Tuesday, September 1st 2009, 11:00 AM
Ted Kennedy waged a battle against one of the most lethal of all brain tumors -- and at first, as the Massachusetts senator kept active seeing friends and going on his beloved sailboat, he almost seemed to have the upper hand.
But despite his access to the best medical treatment available, Kennedy lost the fight of his life just 15 months after his diagnosis.
Kennedy and others unlucky enough to learn they have glioblastoma receive a grim prognosis: about a year or a little more is the average life expectancy.
The outlook hasn’t changed all that much in the last 40 years, according to Dr. Eugene S. Flamm, chairman of neurosurgery at Montefiore Medical Center.
“It is a rapidly growing tumor that does not respond to treatment,” he says. “Even if you remove it surgically, the outcome is the same. The transformation of normal brain cells into tumor cells continues even after surgery.”
Despite the gloomy outlook, some doctors are more optimistic.
“It depends how you measure success,” says Dr. Alan Hirschfeld, chairman of neurosurgery at St. Vincent’s Hospital Manhattan. “If you measure it by extending life for two or three months, it’s successful. If you measure it in terms of curing the patient, no, we haven’t succeeded.”
“Survival time has increased very definitely,” says Dr. Michael Gruber, an oncologist at NYU Langone Medical Center. “How well a patient does depends on four indicators. Age is one. If you are over 50, your prognosis is worse than someone who is under 50. It also depends on the grade of tumor, whether it can be taken out, and a patient’s neurological status.”
In 2005, a drug called temozolomide was added to radiation therapy as the treatment for this type of tumor, and the median survival time was 14.6 months, according to the New York Times. Temozoliomide, which is taken orally and has fewer side effect than older drugs that were given intravenously, is now the go-to drug for treating glioblastoma.
Unfortunately, this rapidly growing tumor is virtually impossible to completely remove, says Hirschfeld.
“Although you can see something that looks very well defined on the MRI, the tumor extends well beyond those borders,” he says. “Even if you get 99.9 percent of it, you could still be left with 10 million cells that can grow and cause a recurrence.”
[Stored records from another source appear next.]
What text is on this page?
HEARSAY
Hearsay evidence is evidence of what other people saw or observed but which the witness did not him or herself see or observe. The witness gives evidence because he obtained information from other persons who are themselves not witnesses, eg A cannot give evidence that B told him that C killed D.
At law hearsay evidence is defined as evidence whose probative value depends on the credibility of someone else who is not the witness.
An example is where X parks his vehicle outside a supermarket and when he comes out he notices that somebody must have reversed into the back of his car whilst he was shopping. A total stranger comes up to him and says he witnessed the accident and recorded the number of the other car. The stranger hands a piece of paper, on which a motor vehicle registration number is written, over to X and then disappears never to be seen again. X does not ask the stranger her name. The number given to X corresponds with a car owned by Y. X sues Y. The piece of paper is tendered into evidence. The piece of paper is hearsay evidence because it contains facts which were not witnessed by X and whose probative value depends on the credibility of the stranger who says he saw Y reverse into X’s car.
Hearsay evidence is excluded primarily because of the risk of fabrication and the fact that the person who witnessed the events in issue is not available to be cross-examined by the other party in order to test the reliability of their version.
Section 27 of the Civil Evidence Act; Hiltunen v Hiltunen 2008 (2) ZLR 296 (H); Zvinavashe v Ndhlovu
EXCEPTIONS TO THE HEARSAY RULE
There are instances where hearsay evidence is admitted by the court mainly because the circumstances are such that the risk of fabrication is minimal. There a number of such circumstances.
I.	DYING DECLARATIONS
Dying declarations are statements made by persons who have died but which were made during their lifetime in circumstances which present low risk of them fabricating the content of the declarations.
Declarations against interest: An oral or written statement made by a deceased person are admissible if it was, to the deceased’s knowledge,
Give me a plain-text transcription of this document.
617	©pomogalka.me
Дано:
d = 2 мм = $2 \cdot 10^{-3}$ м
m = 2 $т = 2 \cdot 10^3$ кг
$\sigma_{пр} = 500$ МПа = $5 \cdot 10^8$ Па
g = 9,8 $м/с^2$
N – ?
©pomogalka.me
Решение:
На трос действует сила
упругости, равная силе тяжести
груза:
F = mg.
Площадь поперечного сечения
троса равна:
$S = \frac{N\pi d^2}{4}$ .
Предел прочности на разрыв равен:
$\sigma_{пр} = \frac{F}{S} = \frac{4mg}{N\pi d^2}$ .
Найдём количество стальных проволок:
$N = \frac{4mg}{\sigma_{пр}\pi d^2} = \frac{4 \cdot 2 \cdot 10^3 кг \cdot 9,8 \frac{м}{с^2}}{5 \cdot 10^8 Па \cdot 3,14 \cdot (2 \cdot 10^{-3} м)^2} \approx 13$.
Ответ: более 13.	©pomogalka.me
The cost of treating such a brain tumor is high -- from $100,000 to $500,000 is the figure experts at various medical centers tossed out, according to the New York Times.
When Kennedy was undergoing treatment, his own doctors couldn’t agree on whether he should have surgery, the Times reported. The senator flew to Duke for a three-plus hours operation in June that his doctors billed as “successful." But he lived just a few months longer.
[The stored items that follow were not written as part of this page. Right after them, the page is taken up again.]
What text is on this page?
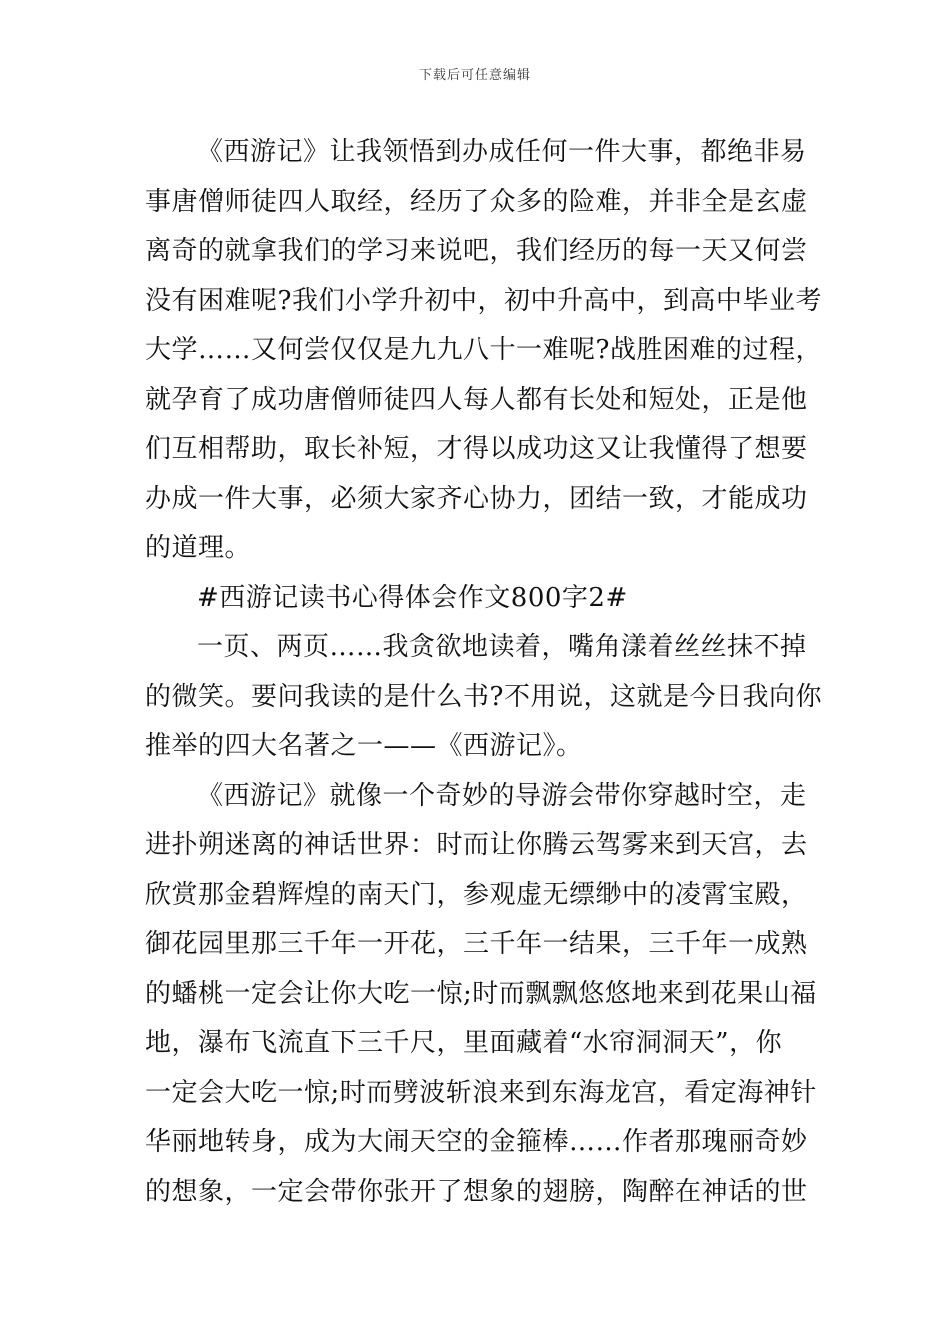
下载后可任意编辑
《西游记》让我领悟到办成任何一件大事，都绝非易
事唐僧师徒四人取经，经历了众多的险难，并非全是玄虚
离奇的就拿我们的学习来说吧，我们经历的每一天又何尝
没有困难呢?我们小学升初中，初中升高中，到高中毕业考
大学……又何尝仅仅是九九八十一难呢?战胜困难的过程，
就孕育了成功唐僧师徒四人每人都有长处和短处，正是他
们互相帮助，取长补短，才得以成功这又让我懂得了想要
办成一件大事，必须大家齐心协力，团结一致，才能成功
的道理。
#西游记读书心得体会作文800字2#
一页、两页……我贪欲地读着，嘴角漾着丝丝抹不掉
的微笑。要问我读的是什么书?不用说，这就是今日我向你
推举的四大名著之一——《西游记》。
《西游记》就像一个奇妙的导游会带你穿越时空，走
进扑朔迷离的神话世界：时而让你腾云驾雾来到天宫，去
欣赏那金碧辉煌的南天门，参观虚无缥缈中的凌霄宝殿，
御花园里那三千年一开花，三千年一结果，三千年一成熟
的蟠桃一定会让你大吃一惊;时而飘飘悠悠地来到花果山福
地，瀑布飞流直下三千尺，里面藏着“水帘洞洞天”，你
一定会大吃一惊;时而劈波斩浪来到东海龙宫，看定海神针
华丽地转身，成为大闹天空的金箍棒……作者那瑰丽奇妙
的想象，一定会带你张开了想象的翅膀，陶醉在神话的世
Though there are no known risk factors for this type of tumor, it seems to strike people between the ages of 50 and 70 the most frequently, says Hirschfeld. It’s about equally common in men and women.
While new findings continue to extend the lives of patients with glioblastoma, for the moment, it remains one of the most dreaded diagnoses. For those who receive it, putting up a fight against the tumor may help.
“If you go to the Internet and do a search on outcomes in glioma, everyone will call it a terminal illness,” Dr. Henry Friedman, co-director of Duke’s brain tumor center, told the Times. “Your outcome is ‘dead on diagnosis.’ If you don’t have the philosophy that you can win, you have lost before you started.”